How Are Allergies Diagnosed and Treated?
What Works Best for Specific Allergies? continued...
Respiratory allergies: Doctors treat allergic rhinitis, or hay fever, with corticosteroid sprays. They work well over the long term, but you have to take them regularly. Two kinds, triamcinolone and fluticasone, are available over the counter.
Pills like over-the-counter loratadine work, but might make you drowsy. You can also take a once-a-day med called a leukotriene receptor antagonist.
Allergy shots work well after the first year. Another treatment that gives you a bit of the allergen is available in tablets that dissolve under your tongue.
: Your best bet is to stay away from the problem food. If your reaction is mild -- the food makes you itch or makes your eyes water -- antihistamines or topical creams might be all you need. If you’re highly allergic and likely to go into anaphylactic shock, your doctor will prescribe an emergency kit and show you how to use it. Keep two with you at all times if your doctor prescribes them. It contains a preloaded epinephrine shot. If you think you're having an emergency, don’t wait to take it. Then call 911.
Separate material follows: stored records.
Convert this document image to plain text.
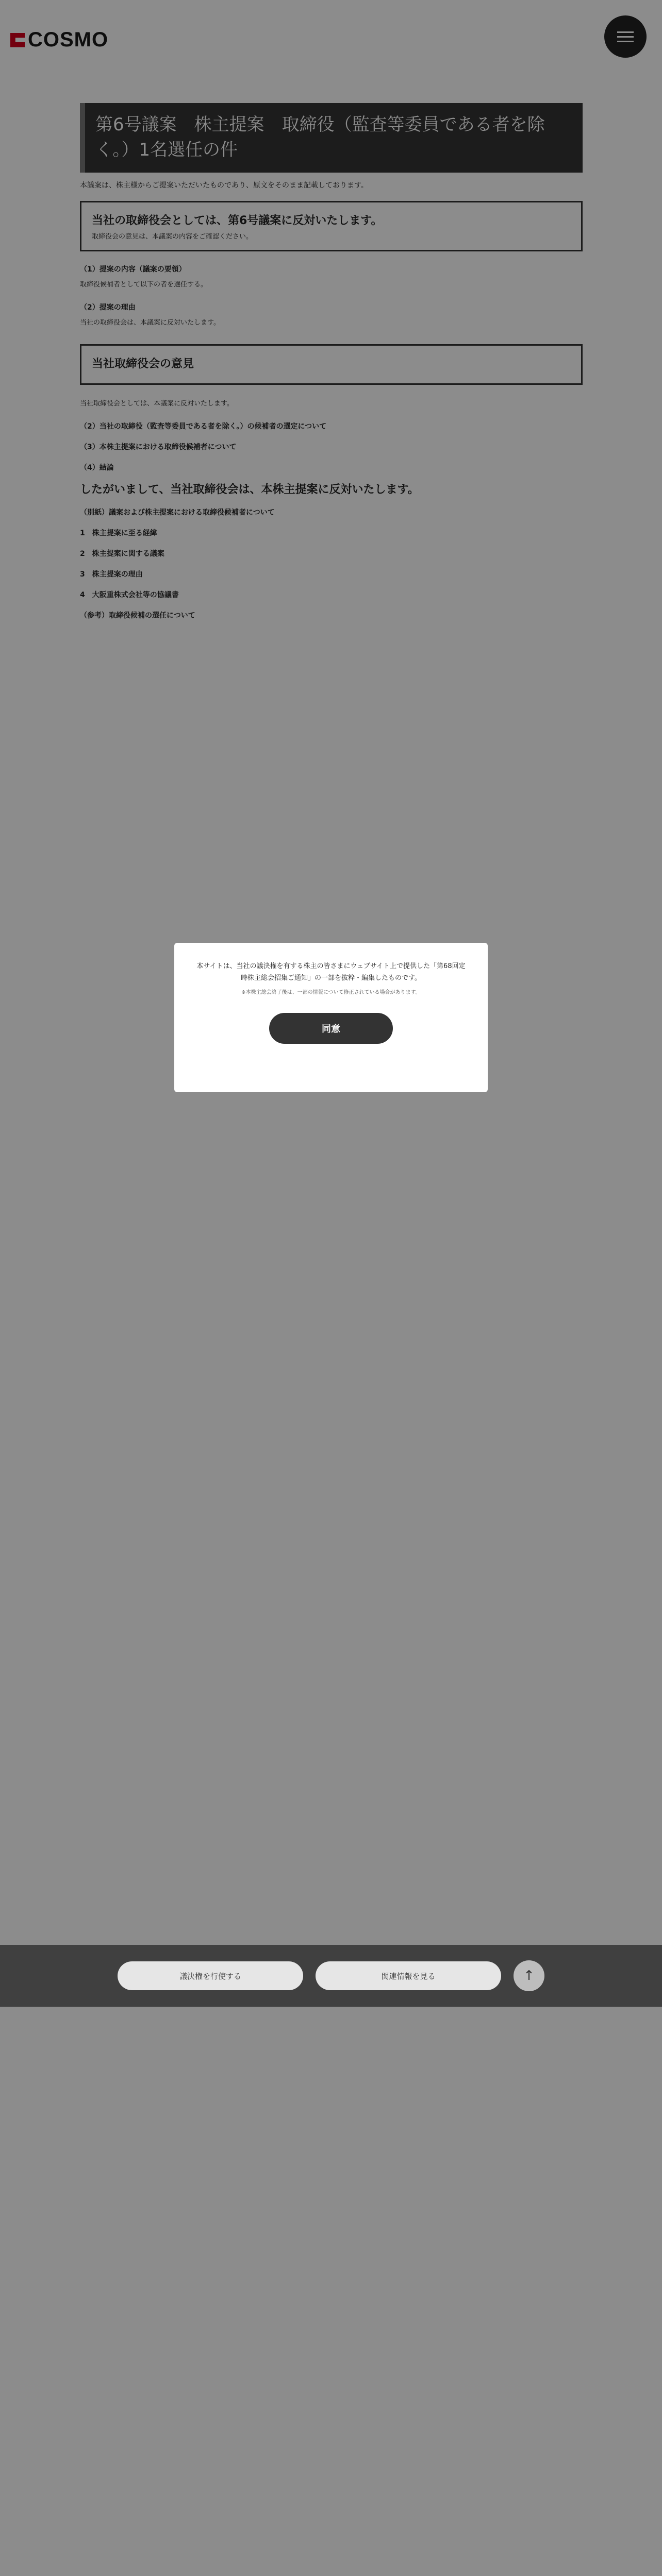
COSMO
第6号議案　株主提案　取締役（監査等委員である者を除く。）1名選任の件
本議案は、株主様からご提案いただいたものであり、原文をそのまま記載しております。
当社の取締役会としては、第6号議案に反対いたします。
取締役会の意見は、本議案の内容をご確認ください。
（1）提案の内容（議案の要領）
取締役候補者として以下の者を選任する。
（2）提案の理由
当社の取締役会は、本議案に反対いたします。
当社取締役会の意見
当社取締役会としては、本議案に反対いたします。
（2）当社の取締役（監査等委員である者を除く。）の候補者の選定について
（3）本株主提案における取締役候補者について
（4）結論
したがいまして、当社取締役会は、本株主提案に反対いたします。
（別紙）議案および株主提案における取締役候補者について
1　株主提案に至る経緯
2　株主提案に関する議案
3　株主提案の理由
4　大阪重株式会社等の協議書
（参考）取締役候補の選任について
本サイトは、当社の議決権を有する株主の皆さまにウェブサイト上で提供した「第68回定時株主総会招集ご通知」の一部を抜粋・編集したものです。
※本株主総会終了後は、一部の情報について修正されている場合があります。
同意
議決権を行使する	関連情報を見る	↑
Drug allergies: If you’re allergic to medications, wear a MedicAlert bracelet. Always discuss this allergy with doctors when they give you a new prescription. Some skin rashes caused by drug allergies respond to antihistamines. Others require steroids you take by mouth or rub onto your skin. An allergy specialist can help you get used to some antibiotics.
Insect sting allergies
: Again, the best thing is to do what you can to avoid getting stung. But allergy shots can make a reaction less severe. If you’re highly allergic and anaphylaxis is a possibility, your doctor will prescribe an emergency kit with an epinephrine shot. Carry two with you at all times if your doctor prescribes them. Use one in case of an emergency, then call 911.